O longa-metragem “É Noite na América”, da artista e cineasta brasiliense Ana Vaz, foi exibido na noite de quarta-feira (10) no Festival de Cinema de Locarno, na Suíça. Neste novo trabalho, a diretora, que tem Brasília como eixo de construção e reflexão crítica de sua obra, segue com sua câmera uma série de animais que foram parar na capital federal, perdidos, depois de serem expulsos de seu habitat selvagem no Cerrado, tanto pela expansão urbana quanto pela violência do agronegócio.
“O peso da construção, dessa modernidade excludente, extrativista, é algo que assombra e acompanha meu trabalho desde o início”, disse Ana Vaz em entrevista à RFI. Ela recorda que todas as cidades modernas foram erguidas a partir da expulsão dos animais do espaço urbano. “Essa separação criou o princípio da modernidade, mas com o foco na proteção de apenas um certo tipo de humanidade”, critica Vaz.

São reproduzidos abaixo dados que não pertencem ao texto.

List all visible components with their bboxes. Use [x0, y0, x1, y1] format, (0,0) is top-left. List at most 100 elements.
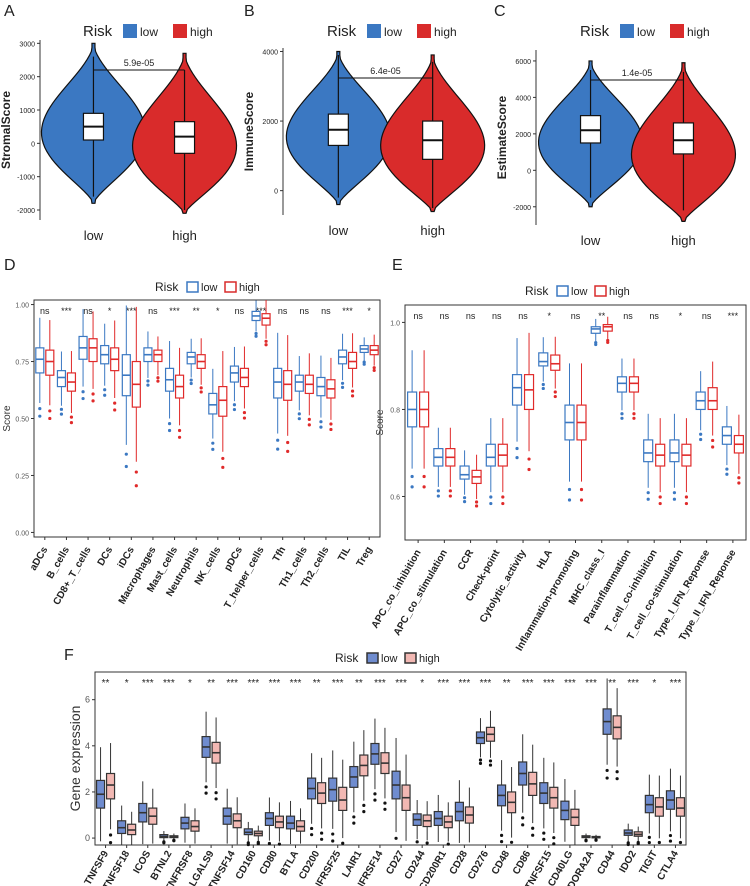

A intensificação da destruição do Cerrado tem causado a fuga de espécies selvagens que nunca deveriam buscar refúgio nas cidades. São tamanduás, lobos-guará, jibóias, corujas ou capivaras que aparecem nos locais mais improváveis. Muitos são recolhidos ao Zoológico de Brasília.
Em seu filme, Ana Vaz busca o olhar animal como um olhar de perplexidade, “um olhar de confrontamento à edificação dessa modernidade que nós conhecemos, neste caso incorporado pela cidade de Brasília, mas que poderia ser muitas outras cidades”, explica a cineasta. O longa é um constante confrontamento com o olhar dos animais que nos olha, diz ela.
“Eu sempre procurei ler a topografia e a história da cidade a partir de perspectivas múltiplas que tentam descentralizar o olhar humano como o único olhar que traz significado e sentido para nossa relação com o mundo”, destaca a cineasta.